Every day in the news: a new outrage and the unintended consequence, hypocrisy. Outrage (and hypocrisy) on both sides for or against the cause du jour. Facebook memes, articles, quotes — all over, we’re seeing the proliferation of outrage over the so-called discrimination against behaviour and gender identity. For all these, Christians are viewed as hatemongers, intolerant, religious bigots. All of these events are instructive, we need to be careful we’re not hypocritical in what we say and do.
Daniel 7.25
In an article in The Stream regarding the collective hypocrisy of Starbucks and Apple, Michael Brown writes of the double standards of both companies: where they will and will not do business, where they do and do not draw a line in regards to “gender identity,” specifically. He says, “But their selective outrage is sickening and their moral hypocrisy glaring. And so, when they pull their businesses from countries like China, with all its human rights violations, and Saudi Arabia, with its atrocities carried out in the name of Islam, we can take their indignation seriously. Until then, the louder they protest here in America, the louder they shout their hypocrisy.”
I’m writing to reveal, to remind and to warn (not just you, but myself, too). To reveal a few “real time” scenarios, to remind that it’s been foretold, and to warn about our collective knee-jerk reactions to what’s going on in the world around us here in the States. It’s easy to dismiss (or not be involved in) what’s going on in states other than our own, or in other places in the world that don’t have a lot of seeming literal connection to our own lives. It’s even easy to dismiss what’s going on in cities not too near our own as we reason that we can get along without traveling to or doing business in those cities.

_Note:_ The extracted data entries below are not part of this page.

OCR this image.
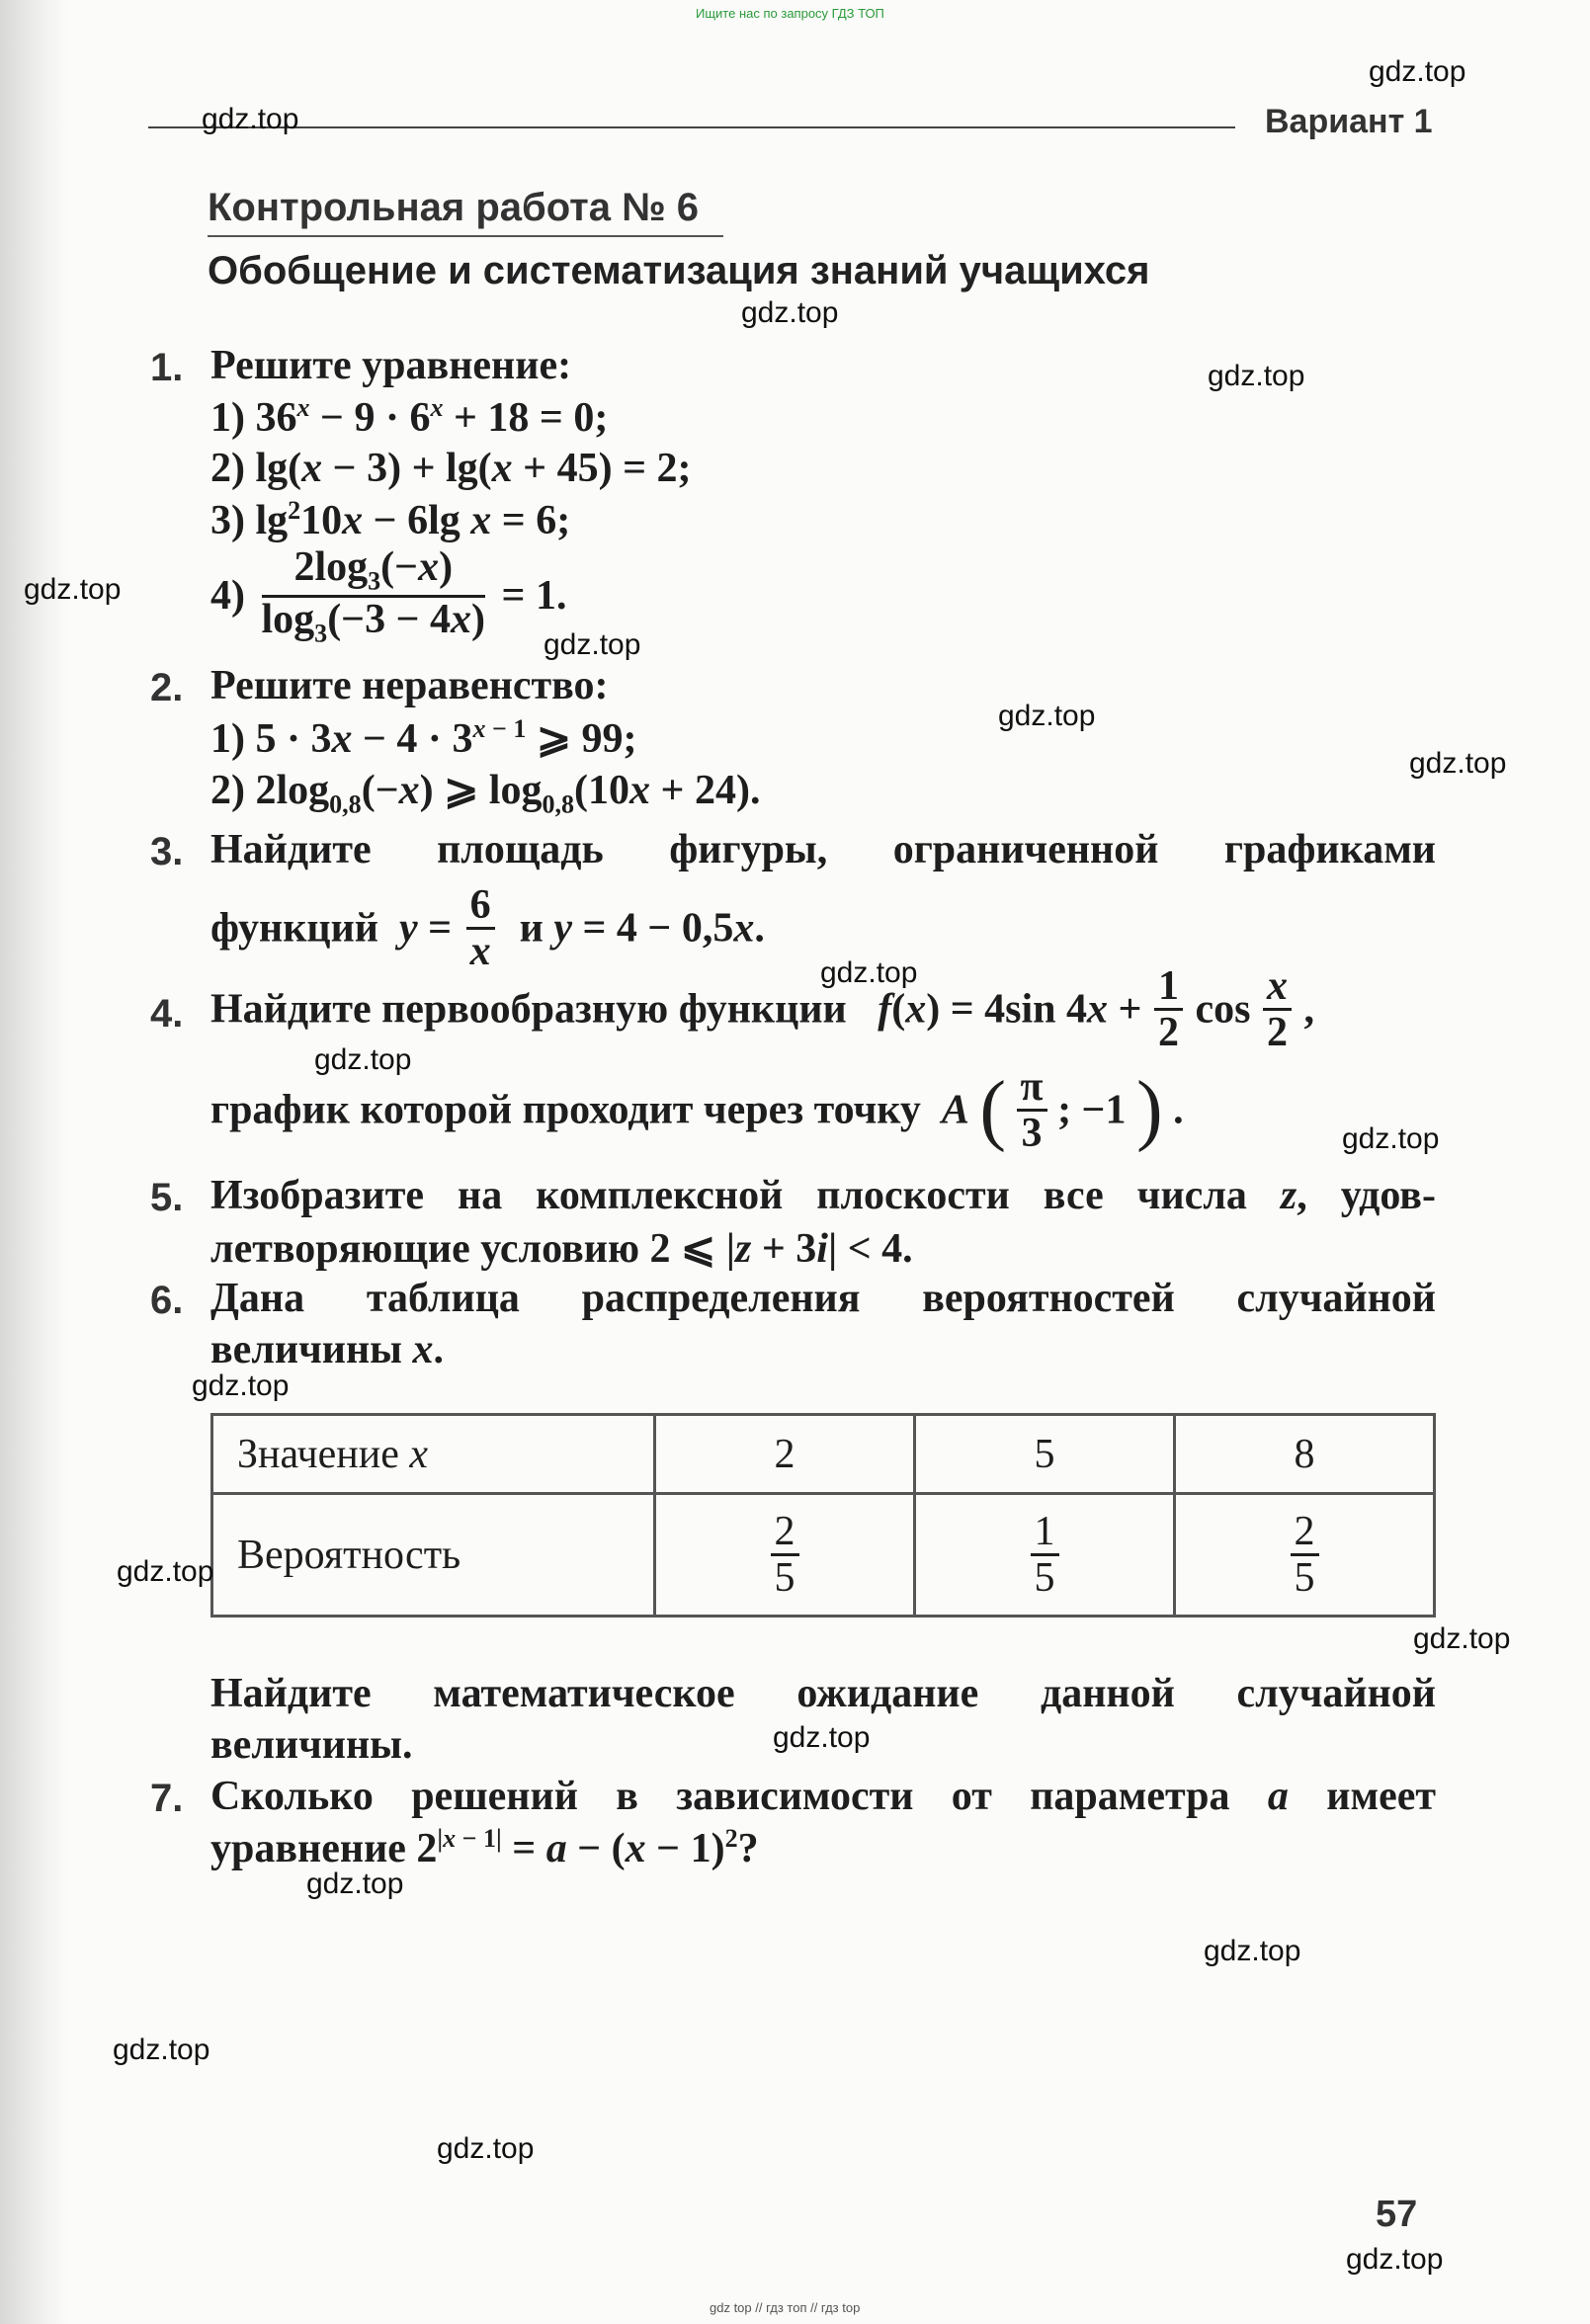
Ищите нас по запросу ГДЗ ТОП
Вариант 1
Контрольная работа № 6
Обобщение и систематизация знаний учащихся
1. Решите уравнение:
1) $36^x - 9 \cdot 6^x + 18 = 0$;
2) lg(x − 3) + lg(x + 45) = 2;
3) $\lg^210x - 6\lg$ x = 6;
$4) \frac{2\log_3(-x)}{\log_3(-3 - 4x)} = 1$.
2. Решите неравенство:
1) $5 \cdot 3x - 4 \cdot 3^{x - 1}$ ⩾ 99;
2) $2\log_{0,8}(-x)$ ⩾ $\log_{0,8}(10x + 24)$.
3. Найдите площадь фигуры, ограниченной графиками
функций  $y = \frac{6}{x}$ и y = 4 − 0,5x.
4. Найдите первообразную функции   f(x) = 4sin $4x + \frac{1}{2}$ $\cos \frac{x}{2}$ ,
график которой проходит через точку  A ( $\frac{\pi}{3}$ ; −1 ) .
5. Изобразите на комплексной плоскости все числа z, удов-
летворяющие условию 2 ⩽ |z + 3i| < 4.
6. Дана таблица распределения вероятностей случайной
величины x.
Значение x	2	5	8
Вероятность	$\frac{2}{5}$	$\frac{1}{5}$	$\frac{2}{5}$
Найдите математическое ожидание данной случайной
величины.
7. Сколько решений в зависимости от параметра a имеет
уравнение $2^{|x - 1|} = a - (x - 1)^2$?
57
gdz.top
gdz.top
gdz.top
gdz.top
gdz.top
gdz.top
gdz.top
gdz.top
gdz.top
gdz.top
gdz.top
gdz.top
gdz.top
gdz.top
gdz.top
gdz.top
gdz.top
gdz.top
gdz.top
gdz.top
gdz top // гдз топ // гдз top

We can have instant reaction against practices of local businesses when we read of a company decision that’s just been made public. Say, Target, for example, when it opens its ladies rooms to men. We may have already experienced this unthinkable reality. We might decide to boycott that store and/or any other store that follows suit. Until we hear “our______ store” or “our Target” isn’t like that. Or, until we forget why we were boycotting them. We’re going to have to decide how far we’ll take our stands, how far we’ll go in our quest to avoid all evil.